The answer, shockingly, is yes, and the salient point to remember is that this isn’t happening in a vacuum. The world is watching, and if you’re a foreign intelligence service, there’s considerably less and less upside to sharing intelligence with the United States any more, particularly if it relates to Russia. The truth is, there’s less certainty that sensitive intelligence and the names of specific sources won’t end up on the House Intelligence Committee’s website or all over Twitter. Take the Nunes memo — it specifically references an FBI source, former UK intelligence agent Christopher Steele, and notes that he was previously a source for the United States with a history of credible reporting. It also tries to drag his name through the mud. There is talk that to defend against the allegations in the memo, other members of Congress will need to reveal more about the underlying classified information. And due to the step of selective declassification, litigants have already asked a federal court to compel the government to more fully disclose related documents.

If you’re the Israeli Mossad or British MI6, your relationship with peers in the U.S. was bound by a knowledge that rules were in place. There were metrics for multiple layers within the U.S. government to meet before intelligence was declassified or reclassified. Today, that doesn’t hold water anymore, and we’re all a lot less safe because of it. It’s one thing to take pride in being a disruptor and to care less about established norms, but it’s exceptionally dangerous when those attitudes apply to the national security space and transnational intelligence community.

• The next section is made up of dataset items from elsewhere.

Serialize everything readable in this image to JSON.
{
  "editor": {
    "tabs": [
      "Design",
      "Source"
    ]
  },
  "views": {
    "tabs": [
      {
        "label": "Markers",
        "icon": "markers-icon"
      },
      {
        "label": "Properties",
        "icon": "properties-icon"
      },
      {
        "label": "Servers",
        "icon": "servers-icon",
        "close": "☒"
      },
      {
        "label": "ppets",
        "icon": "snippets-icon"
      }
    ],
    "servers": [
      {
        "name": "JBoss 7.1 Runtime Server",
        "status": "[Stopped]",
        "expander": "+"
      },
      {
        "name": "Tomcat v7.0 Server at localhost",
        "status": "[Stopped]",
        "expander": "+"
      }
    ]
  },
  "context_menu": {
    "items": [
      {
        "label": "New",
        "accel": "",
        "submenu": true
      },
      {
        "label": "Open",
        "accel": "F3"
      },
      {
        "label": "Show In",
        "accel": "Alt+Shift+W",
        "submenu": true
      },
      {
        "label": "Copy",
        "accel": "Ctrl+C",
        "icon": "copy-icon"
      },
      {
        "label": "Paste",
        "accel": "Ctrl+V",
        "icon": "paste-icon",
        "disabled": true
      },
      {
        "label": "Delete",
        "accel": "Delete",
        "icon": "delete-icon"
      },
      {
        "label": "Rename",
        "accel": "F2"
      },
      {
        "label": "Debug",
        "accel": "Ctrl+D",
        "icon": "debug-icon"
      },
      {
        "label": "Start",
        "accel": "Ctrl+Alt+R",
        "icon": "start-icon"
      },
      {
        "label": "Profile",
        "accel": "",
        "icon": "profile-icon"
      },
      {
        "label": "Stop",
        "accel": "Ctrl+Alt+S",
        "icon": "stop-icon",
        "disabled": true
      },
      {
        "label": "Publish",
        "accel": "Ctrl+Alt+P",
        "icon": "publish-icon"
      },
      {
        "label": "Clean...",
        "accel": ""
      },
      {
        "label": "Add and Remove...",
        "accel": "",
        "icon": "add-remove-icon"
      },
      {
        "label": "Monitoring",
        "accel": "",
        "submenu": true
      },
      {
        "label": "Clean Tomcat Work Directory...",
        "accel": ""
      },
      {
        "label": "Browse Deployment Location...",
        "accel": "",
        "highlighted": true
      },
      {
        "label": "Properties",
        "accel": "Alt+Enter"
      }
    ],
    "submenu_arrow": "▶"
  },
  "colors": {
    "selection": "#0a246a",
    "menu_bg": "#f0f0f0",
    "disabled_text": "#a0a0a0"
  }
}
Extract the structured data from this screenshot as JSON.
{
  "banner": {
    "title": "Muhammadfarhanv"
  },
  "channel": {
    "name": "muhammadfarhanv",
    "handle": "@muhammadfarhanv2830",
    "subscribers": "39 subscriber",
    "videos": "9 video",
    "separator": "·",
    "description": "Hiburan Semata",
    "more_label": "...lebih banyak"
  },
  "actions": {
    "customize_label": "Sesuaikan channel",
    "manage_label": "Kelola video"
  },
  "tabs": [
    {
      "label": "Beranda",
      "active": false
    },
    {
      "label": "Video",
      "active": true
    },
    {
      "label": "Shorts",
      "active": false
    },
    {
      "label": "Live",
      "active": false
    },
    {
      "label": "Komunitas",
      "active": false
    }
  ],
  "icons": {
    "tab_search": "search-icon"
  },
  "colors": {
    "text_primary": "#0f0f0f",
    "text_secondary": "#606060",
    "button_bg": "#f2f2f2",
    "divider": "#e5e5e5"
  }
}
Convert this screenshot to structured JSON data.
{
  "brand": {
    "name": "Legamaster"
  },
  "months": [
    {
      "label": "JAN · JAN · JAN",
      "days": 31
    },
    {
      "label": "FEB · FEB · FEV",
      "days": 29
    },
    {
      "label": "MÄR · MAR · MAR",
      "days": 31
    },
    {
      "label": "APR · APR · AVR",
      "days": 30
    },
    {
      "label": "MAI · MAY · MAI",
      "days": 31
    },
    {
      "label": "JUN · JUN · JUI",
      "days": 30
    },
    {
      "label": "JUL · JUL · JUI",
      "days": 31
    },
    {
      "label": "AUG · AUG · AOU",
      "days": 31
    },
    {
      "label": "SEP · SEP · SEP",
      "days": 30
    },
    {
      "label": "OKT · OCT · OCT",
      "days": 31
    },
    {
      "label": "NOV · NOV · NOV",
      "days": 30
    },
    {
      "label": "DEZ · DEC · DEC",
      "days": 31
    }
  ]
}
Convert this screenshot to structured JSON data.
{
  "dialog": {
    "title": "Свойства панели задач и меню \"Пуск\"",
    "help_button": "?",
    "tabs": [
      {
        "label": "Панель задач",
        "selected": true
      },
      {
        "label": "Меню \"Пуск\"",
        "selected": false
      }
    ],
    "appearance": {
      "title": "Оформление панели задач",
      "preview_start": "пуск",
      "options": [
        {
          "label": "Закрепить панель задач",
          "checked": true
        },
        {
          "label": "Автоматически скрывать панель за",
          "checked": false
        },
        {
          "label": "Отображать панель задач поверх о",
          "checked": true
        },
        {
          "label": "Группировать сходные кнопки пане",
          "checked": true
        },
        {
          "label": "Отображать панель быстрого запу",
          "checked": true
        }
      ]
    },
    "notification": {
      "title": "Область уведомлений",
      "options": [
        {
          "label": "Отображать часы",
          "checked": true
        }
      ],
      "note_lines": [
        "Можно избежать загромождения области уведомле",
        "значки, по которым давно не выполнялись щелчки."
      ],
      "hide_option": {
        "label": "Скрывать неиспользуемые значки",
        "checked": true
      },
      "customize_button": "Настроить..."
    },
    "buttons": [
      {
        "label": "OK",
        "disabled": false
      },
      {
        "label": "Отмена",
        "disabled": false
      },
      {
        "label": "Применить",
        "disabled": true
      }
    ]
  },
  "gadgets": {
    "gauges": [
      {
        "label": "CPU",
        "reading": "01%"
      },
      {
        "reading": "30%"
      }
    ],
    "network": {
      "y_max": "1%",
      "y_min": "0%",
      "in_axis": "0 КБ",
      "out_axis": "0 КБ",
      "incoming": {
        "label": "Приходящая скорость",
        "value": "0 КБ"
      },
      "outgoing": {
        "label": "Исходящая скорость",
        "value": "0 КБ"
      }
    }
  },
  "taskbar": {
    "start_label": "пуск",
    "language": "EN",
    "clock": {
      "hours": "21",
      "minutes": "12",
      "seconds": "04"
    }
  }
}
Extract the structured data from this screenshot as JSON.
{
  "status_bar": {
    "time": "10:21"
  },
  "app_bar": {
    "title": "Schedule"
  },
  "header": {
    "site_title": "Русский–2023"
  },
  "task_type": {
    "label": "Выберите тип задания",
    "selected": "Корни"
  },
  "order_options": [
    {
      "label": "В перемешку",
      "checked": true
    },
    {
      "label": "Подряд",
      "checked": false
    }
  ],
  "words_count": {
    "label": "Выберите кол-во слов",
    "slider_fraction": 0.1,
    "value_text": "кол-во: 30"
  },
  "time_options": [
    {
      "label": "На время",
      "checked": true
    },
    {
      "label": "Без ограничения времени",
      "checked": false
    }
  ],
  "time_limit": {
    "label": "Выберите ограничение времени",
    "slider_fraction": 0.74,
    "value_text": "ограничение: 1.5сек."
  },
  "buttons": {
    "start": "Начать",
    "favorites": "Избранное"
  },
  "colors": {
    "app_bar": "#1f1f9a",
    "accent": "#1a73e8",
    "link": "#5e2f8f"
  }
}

To protect our intelligence relationships, and our national security interests, it would be advisable for CIA Director Mike Pompeo, DNI Dan Coats, National Security Adviser H.R. McMaster, and the President to figure out a way to reassure our intelligence partners that we consider the protection of classified information to be a national security imperative, and to somehow convince them that partisanship with us won’t interfere with dissemination and handling of intelligence going forward. It’s a tough case to make given recent developments, but it is a vital initiative that we need to make.